Although, as some non-midwesterners are inclined to believe, we residents of South Dakota do not live in igloos or ride bison through shoulder-high banks of snow, the winter of 2019 has certainly put Great Plains citizens’ hardy survival skills to the test.

When reflecting upon the latest weather developments of this winter season, a prominent theme seems to be snow. Storm after storm has dumped jaw-dropping amounts of frozen precipitation on Madison, SD, with many as 14 inches at one time. Countless shovels, snowblowers, and plows have been employed in an effort to clear heaps of snow that have already reached about three and a half feet throughout the city.

Freezing temperatures, including wind chills that have reached 50 degrees below 0°F, have kept surfaces icy and covered in snow. Endless, blowing winds prove particularly dangerous on country roads, where wind and considerable drifts make vision ambiguous and hazy and cross-town travels overall precarious. Mason Avery, an MHS student and born-and-raised South Dakotan, said, “I live six miles out of town, and the gravel road I live on isn’t plowed, so we have to move the snow ourselves, and even then, the country roads are sometimes impassable.” These conditions have already led to 8 snow days and multiple late starts in the school schedule.
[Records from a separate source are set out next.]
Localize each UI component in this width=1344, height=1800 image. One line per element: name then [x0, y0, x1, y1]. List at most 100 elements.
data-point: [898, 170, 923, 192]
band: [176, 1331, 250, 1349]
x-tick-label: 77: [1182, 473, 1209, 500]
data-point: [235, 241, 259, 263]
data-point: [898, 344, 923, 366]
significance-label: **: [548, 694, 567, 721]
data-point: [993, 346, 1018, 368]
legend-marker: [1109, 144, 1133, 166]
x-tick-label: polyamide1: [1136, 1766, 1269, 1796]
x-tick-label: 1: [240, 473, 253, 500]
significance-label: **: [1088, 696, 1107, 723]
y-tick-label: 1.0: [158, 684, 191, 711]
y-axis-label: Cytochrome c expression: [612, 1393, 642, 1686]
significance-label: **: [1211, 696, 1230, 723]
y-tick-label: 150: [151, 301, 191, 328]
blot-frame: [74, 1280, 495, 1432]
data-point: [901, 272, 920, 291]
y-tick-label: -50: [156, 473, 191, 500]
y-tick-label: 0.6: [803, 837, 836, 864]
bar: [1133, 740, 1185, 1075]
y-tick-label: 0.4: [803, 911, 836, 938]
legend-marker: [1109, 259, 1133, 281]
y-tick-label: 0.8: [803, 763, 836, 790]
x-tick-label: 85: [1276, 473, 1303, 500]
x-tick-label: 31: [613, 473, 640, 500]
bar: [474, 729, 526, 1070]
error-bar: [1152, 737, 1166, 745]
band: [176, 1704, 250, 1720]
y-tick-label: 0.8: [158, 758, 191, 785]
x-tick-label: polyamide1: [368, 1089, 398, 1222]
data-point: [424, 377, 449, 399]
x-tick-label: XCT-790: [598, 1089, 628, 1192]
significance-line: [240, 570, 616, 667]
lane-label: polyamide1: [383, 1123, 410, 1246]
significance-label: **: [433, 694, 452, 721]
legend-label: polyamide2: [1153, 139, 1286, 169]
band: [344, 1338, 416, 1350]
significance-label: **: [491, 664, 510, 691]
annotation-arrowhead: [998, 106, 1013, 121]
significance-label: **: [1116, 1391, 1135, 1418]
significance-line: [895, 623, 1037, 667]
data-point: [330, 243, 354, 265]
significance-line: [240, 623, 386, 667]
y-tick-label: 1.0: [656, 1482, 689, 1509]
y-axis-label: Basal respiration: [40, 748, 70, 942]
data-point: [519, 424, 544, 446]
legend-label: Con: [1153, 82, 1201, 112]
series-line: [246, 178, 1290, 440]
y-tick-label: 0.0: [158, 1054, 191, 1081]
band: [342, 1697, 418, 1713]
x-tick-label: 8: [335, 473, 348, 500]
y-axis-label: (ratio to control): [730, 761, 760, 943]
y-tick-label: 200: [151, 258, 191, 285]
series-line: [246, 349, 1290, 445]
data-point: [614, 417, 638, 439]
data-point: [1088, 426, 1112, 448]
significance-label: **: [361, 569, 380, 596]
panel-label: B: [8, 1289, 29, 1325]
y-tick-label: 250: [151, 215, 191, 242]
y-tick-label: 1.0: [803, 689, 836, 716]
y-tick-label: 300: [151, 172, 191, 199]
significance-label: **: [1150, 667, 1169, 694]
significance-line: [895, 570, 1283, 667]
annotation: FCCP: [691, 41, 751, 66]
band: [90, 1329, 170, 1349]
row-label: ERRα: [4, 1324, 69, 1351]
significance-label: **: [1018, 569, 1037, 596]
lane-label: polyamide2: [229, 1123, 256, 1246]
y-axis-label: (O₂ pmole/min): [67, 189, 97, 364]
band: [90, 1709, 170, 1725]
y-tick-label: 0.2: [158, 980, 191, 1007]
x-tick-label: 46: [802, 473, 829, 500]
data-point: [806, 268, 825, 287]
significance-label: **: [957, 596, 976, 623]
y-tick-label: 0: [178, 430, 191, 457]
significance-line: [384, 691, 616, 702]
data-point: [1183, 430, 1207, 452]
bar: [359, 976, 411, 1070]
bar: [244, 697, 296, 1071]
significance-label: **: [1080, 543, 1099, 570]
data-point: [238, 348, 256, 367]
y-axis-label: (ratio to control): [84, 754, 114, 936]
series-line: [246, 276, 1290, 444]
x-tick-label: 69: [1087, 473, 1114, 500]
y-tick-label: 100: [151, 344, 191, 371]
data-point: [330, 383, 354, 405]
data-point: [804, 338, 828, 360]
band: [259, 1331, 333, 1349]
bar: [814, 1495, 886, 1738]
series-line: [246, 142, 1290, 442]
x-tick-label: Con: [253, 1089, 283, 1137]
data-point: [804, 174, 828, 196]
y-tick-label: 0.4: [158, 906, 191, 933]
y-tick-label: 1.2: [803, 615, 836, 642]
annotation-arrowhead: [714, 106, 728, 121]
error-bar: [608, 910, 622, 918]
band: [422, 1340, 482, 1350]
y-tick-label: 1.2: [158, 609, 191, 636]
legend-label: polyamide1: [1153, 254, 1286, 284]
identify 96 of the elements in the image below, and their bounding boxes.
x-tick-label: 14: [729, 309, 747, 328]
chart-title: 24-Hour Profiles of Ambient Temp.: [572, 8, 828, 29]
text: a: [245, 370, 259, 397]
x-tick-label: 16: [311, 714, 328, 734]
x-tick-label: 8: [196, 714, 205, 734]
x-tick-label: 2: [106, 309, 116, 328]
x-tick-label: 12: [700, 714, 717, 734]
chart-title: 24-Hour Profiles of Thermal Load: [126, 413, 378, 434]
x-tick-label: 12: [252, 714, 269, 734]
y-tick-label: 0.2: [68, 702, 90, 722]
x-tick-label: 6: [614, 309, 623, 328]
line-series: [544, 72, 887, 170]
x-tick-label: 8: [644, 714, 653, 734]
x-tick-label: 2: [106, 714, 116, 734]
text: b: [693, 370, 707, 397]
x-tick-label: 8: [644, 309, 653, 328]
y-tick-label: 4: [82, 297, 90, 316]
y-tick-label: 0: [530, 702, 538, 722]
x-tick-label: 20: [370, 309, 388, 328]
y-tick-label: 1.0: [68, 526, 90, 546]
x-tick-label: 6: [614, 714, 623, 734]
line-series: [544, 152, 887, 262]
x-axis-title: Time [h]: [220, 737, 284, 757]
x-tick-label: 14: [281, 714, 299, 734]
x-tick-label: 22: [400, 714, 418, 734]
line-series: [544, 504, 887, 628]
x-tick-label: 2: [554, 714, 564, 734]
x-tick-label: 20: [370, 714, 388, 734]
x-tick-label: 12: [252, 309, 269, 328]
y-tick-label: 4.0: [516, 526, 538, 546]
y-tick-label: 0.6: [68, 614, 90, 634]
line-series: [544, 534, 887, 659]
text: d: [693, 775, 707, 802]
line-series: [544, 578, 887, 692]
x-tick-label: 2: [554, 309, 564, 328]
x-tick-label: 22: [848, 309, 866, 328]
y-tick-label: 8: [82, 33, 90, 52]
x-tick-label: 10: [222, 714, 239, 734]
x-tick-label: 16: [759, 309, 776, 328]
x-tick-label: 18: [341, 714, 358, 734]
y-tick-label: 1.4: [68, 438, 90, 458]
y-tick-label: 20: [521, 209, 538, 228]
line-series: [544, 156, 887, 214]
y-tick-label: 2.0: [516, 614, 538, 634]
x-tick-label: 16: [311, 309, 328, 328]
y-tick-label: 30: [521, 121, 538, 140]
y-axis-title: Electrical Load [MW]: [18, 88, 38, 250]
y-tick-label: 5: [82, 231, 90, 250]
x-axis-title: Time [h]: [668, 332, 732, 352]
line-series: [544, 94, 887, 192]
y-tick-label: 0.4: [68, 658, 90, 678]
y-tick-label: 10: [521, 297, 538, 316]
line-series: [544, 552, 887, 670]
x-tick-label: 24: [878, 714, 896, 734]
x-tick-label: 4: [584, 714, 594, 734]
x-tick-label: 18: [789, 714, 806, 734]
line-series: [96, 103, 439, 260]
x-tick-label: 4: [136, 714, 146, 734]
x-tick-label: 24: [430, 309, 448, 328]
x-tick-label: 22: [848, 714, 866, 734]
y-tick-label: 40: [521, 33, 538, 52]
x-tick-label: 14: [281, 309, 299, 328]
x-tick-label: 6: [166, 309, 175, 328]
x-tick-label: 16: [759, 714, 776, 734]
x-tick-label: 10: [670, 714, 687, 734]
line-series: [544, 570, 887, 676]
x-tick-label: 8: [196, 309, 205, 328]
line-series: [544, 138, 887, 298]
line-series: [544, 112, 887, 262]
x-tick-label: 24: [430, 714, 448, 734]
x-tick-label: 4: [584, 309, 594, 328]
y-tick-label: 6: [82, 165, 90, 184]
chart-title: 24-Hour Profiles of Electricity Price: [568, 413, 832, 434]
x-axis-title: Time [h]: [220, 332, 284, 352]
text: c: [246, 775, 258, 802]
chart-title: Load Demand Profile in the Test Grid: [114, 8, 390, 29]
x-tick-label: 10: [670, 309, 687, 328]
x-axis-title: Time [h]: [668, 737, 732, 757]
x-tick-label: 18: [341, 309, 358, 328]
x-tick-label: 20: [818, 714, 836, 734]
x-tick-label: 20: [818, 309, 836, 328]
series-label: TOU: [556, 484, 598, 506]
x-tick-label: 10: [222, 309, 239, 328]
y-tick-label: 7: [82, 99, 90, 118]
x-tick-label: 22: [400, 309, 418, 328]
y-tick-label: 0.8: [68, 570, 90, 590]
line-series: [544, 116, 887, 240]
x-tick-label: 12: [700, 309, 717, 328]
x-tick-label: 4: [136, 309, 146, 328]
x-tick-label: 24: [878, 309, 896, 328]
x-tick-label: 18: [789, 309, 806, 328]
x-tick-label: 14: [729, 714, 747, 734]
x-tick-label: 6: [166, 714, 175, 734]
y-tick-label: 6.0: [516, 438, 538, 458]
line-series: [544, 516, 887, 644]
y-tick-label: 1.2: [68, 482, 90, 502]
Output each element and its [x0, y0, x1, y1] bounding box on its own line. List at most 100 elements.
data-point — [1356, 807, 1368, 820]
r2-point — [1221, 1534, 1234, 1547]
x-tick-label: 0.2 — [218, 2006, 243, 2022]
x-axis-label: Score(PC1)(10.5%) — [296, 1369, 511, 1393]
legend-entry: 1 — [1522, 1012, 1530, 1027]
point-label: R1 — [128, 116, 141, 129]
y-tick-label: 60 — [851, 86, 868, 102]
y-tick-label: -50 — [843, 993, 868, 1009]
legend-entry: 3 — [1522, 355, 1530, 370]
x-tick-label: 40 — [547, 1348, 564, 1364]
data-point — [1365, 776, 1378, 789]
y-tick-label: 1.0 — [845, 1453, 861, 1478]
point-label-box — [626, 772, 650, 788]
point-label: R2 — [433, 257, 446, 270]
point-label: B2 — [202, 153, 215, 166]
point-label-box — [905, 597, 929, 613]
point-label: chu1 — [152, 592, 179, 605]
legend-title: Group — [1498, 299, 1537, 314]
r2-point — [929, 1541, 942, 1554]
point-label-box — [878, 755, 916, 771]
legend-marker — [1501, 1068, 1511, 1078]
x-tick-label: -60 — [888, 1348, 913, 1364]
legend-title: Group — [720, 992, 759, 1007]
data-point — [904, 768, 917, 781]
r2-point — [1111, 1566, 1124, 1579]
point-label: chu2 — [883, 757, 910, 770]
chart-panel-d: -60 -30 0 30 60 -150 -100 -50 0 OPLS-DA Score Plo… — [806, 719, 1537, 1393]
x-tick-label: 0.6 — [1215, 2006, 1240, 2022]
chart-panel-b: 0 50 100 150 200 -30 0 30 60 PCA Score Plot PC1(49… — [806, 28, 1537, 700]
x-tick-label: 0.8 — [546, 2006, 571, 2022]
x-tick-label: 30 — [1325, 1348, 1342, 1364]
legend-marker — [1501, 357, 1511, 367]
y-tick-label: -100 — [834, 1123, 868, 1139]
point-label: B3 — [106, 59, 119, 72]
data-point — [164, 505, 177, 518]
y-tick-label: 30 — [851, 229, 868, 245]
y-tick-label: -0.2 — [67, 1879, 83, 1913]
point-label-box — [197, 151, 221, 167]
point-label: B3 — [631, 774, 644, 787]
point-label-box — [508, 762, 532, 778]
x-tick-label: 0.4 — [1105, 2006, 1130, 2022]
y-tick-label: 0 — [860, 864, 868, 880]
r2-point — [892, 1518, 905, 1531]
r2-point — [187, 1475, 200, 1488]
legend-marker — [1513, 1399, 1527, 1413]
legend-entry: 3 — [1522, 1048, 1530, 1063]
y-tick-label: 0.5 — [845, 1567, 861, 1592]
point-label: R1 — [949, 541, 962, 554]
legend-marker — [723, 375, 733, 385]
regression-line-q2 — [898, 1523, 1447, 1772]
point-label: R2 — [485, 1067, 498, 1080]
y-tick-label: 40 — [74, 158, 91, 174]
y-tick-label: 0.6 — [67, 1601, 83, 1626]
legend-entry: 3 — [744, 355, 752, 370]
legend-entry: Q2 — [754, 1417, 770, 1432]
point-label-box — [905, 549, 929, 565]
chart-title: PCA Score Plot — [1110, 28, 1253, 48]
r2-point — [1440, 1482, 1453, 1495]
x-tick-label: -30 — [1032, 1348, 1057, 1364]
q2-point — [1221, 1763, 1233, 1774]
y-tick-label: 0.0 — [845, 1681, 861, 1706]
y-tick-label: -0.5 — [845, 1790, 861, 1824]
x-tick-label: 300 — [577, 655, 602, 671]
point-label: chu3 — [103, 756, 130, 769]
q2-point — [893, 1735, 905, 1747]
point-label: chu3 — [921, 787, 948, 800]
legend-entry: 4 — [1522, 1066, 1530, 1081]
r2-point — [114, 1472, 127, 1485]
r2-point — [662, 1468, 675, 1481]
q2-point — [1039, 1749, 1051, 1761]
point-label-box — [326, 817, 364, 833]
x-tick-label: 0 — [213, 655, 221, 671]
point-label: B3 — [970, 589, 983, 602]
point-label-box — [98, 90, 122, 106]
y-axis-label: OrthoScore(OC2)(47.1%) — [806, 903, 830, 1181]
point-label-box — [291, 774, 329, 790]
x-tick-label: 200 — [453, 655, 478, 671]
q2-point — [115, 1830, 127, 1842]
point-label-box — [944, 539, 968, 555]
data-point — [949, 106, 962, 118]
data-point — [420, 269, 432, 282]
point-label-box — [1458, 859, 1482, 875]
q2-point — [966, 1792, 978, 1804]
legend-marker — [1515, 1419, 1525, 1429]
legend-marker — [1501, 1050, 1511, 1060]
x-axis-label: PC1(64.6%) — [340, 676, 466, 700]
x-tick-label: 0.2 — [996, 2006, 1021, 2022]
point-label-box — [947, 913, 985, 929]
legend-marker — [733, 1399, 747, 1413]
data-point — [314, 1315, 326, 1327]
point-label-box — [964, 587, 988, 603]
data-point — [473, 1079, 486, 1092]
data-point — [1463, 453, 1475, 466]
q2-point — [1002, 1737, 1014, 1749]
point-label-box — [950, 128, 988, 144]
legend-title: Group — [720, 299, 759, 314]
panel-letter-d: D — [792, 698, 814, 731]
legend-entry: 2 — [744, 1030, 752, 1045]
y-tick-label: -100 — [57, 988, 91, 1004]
This snowy, chilly weather has lasted what seems an eternity, and there is no end in the near future. However, as temperatures reach near or a few degrees above freezing--a heat stroke for South Dakotans--it has become clear that as all this snow turns to water, equally dangerous and inconvenient flooding will occur. All ready, vehicles have had to be towed out from the depths of melting puddles. Michaelyn Larson, another MHS student said, “When I was in Sioux Falls last weekend, reaching the interstate through the water and slush was very difficult and dangerous.”

All in all, this season has been something far beyond a chilly winter wonderland. However, citizens of these snowy areas are faithful that spring will come sooner or later, and we look forward to a time when we can complain about the heat and sun rather than the cold and snow.